4. Это рано или поздно чувствует любой, кто пытается вести философский — или политический — разговор на русские темы на русском языке. Губермановское «давно пора…» превращает в оксюморон фигура Матери, возникающая в «анти-тютчевском» двустишии вроде бы для рифмы, но на самом деле опрокидывающая смысл в неразрешимый парадокс. Пресловутое «эта страна» — не более чем реакция на подсознательный импульс к исходу: гештальт, преодолеть который невозможно по многим причинам. Произносящие эту формулу остаются внутри русского, и потому она есть не что иное, как расписка в собственном бессилии. Проще: кто говорит так — тот слаб.
5. Означает ли это обязательность физической — географической — эмиграции? Так легче, безусловно — но достаточно ли?

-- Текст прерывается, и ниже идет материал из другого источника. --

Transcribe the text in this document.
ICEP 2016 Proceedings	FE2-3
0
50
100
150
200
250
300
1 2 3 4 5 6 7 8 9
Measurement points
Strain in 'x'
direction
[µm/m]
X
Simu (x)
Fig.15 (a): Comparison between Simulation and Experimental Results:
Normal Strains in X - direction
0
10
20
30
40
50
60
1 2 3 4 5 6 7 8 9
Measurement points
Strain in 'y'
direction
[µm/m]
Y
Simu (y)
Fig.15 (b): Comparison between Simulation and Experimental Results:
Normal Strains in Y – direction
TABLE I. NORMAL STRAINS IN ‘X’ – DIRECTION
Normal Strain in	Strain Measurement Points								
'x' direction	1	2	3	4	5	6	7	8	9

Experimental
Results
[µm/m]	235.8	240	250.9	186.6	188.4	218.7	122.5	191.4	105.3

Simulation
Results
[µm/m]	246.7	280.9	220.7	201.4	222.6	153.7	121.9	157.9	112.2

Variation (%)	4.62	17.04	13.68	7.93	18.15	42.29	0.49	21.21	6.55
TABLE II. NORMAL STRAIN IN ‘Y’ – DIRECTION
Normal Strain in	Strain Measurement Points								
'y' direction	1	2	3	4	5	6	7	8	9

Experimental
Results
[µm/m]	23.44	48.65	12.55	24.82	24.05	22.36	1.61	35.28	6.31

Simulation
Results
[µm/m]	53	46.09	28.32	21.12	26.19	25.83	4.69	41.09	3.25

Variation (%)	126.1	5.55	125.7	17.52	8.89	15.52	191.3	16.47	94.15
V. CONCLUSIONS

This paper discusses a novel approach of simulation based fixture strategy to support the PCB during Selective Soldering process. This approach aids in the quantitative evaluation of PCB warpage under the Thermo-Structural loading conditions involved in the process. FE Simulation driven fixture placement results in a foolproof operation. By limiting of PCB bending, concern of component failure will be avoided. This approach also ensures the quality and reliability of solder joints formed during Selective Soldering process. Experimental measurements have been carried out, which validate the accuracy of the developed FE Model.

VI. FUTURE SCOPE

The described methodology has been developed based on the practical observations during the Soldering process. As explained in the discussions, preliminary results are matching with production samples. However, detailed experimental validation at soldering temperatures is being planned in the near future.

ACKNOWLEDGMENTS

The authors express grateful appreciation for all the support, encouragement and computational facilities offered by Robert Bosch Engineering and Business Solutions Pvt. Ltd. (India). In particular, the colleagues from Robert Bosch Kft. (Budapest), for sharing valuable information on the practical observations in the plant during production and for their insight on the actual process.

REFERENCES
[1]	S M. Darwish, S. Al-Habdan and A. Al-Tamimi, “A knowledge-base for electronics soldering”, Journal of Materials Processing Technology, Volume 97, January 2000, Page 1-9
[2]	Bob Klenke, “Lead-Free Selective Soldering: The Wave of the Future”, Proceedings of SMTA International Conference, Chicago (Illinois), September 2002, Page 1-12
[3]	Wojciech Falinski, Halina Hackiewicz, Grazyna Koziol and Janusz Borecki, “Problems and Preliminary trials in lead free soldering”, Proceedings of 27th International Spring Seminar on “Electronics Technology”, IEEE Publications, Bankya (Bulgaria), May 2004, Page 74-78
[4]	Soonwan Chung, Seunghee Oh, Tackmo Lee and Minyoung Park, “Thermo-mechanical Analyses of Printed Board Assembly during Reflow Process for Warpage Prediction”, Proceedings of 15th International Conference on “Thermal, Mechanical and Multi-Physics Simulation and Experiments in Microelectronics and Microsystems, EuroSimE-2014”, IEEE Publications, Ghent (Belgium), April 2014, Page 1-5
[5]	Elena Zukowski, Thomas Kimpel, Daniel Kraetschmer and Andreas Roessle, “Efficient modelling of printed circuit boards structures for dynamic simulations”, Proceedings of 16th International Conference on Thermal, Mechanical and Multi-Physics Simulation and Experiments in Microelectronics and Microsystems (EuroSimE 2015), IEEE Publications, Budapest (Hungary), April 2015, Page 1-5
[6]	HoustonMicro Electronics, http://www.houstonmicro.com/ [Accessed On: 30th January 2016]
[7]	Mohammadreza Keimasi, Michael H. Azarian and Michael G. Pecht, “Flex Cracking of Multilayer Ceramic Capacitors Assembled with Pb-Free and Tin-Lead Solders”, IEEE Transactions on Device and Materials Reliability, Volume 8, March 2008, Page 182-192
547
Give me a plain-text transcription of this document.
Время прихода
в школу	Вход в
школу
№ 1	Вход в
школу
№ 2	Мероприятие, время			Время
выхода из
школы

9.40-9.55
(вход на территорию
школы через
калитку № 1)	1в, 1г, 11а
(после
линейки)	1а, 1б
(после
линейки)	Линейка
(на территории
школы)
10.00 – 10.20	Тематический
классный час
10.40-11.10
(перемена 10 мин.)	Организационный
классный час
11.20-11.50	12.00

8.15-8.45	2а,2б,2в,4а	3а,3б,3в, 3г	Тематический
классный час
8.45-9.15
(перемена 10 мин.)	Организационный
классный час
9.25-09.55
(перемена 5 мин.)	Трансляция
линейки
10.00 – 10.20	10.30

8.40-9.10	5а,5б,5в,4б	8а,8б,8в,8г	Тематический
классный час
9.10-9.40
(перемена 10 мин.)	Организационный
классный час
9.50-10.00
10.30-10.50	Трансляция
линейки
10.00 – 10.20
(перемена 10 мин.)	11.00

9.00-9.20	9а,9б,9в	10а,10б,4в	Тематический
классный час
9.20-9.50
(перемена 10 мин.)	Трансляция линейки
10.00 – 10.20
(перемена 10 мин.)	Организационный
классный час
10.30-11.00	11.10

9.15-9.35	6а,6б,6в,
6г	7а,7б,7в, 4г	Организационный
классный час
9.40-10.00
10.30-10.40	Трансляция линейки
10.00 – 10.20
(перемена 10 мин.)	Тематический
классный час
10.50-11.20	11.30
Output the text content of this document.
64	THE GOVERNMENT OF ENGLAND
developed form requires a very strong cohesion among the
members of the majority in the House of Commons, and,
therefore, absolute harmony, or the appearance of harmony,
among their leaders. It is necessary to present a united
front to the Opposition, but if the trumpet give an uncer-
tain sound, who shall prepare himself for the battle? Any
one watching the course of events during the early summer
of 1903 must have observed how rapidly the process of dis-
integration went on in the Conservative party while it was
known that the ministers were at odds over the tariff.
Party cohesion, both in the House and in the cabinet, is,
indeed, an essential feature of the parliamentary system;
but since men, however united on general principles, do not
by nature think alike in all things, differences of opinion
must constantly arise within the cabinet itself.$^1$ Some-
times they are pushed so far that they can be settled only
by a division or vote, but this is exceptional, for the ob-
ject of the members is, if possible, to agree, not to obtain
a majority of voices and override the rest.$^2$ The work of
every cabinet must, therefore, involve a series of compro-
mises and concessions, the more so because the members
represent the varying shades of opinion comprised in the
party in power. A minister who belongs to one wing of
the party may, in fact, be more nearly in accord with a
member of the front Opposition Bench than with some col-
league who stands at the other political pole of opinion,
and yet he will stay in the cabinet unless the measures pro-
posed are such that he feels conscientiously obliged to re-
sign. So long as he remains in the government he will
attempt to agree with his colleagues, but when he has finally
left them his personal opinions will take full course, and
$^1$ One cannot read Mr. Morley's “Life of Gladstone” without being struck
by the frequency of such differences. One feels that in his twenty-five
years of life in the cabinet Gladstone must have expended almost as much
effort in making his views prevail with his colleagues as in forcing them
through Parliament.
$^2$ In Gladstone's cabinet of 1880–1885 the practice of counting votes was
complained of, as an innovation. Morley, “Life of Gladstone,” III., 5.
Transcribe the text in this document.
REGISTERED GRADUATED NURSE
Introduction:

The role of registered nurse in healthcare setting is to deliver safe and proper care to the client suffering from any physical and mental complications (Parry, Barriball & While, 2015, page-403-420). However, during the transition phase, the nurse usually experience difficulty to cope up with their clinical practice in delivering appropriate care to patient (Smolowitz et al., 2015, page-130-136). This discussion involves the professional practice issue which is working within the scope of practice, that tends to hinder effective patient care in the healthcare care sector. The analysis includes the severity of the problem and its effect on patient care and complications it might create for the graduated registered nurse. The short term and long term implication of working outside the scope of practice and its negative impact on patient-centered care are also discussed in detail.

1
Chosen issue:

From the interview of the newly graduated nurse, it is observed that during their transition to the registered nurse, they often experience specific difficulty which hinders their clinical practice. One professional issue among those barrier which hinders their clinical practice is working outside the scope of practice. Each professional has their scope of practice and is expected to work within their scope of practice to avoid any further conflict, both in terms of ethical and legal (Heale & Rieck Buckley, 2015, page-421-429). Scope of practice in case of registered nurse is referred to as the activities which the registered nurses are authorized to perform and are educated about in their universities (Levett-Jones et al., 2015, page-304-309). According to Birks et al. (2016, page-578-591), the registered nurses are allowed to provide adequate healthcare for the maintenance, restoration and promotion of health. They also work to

Опыт показывает, что нет: тот же Бродский с его «прощальным письмом Брежневу» — эмигрант, который остался. Кроме того, надо разобраться, откуда именно необходимо уйти.
6. Русской философии не существует — но не в последнюю очередь потому, что место, где она возможна, занимает русская литература. Которая, в отличие от, вполне себе есть, причем именно как признанный мировой феномен. «Не хочу быть героем Достоевского, хочу быть героем Вудхауса» — восклицает культурный эмигрант; и понимает, что не может — как минимум, до тех пор, пока язык, которым он говорит — и мыслит — остается по умолчанию языком Достоевского, Толстого, Тургенева etc. — и Пушкина, Пушкина даже в первую очередь. А значит, подлинная, «культурная» эмиграция — это эмиграция в первую очередь из русского языка. Языка экзистенциальной тоски, неразрешимых дилемм, покаяния и страданий, языка «боли» в том самом смысле, в котором она противопоставлена отрешенной философской «пустоте».
7. Русские, бывая в Святой Софии, часто говорят о том неловком ощущении, которое охватывает их при виде турецких «ковровых» орнаментов, закрывающих от глаз византийские мозаики. Забывая о том, что ее создатель, император Юстиниан, сделал нечто куда более масштабное — одновременно с «открытием» Софии «закрыв» платоновскую Академию, за которой стояли сотни лет настоящей мировой философии. Железная логика: раз есть «софия» — приставка «фило» отныне избыточна. София, по Глазычеву — это «архитектура, развернутая внутрь»: здание, смысл и форму которой определяет не внешний абрис, а внутренний объем, пустота под куполом. София Киевская, София Новгородская и единственный в Москве храм Софии Премудрости — домовая церковь ФСБ на задворках Лубянки — тому порукой. Мы унаследовали не только византийского орла — паламитская идея о принципиальной непознаваемости Божества рациональными средствами целиком проистекает из жеста Юстиниана. София — женщина. Ей, по большому счету, неважно, крест на ней сверху или полумесяц (в этом многовековая русская ошибка).
Главное внутри. Даже когда она стоит с мечом на вершине Мамаева Кургана — это лишь внешняя оболочка того, что скрыто под снегом и землей кургана.
Здесь, и только здесь, ключ к проблеме познания Софии.
Once out of nature, I shall never take
My bodily form from any natural thing,
But such a form as Grecian goldsmiths make
From hammered gold and gold enameling
To keep the drowsy Emperor awake;
Or set upon a golden bough to sing
To lords and ladies of Byzantium
Of what is past, or passing, or to come.
W.B.Yeats, Sailing To Byzantium, 1927.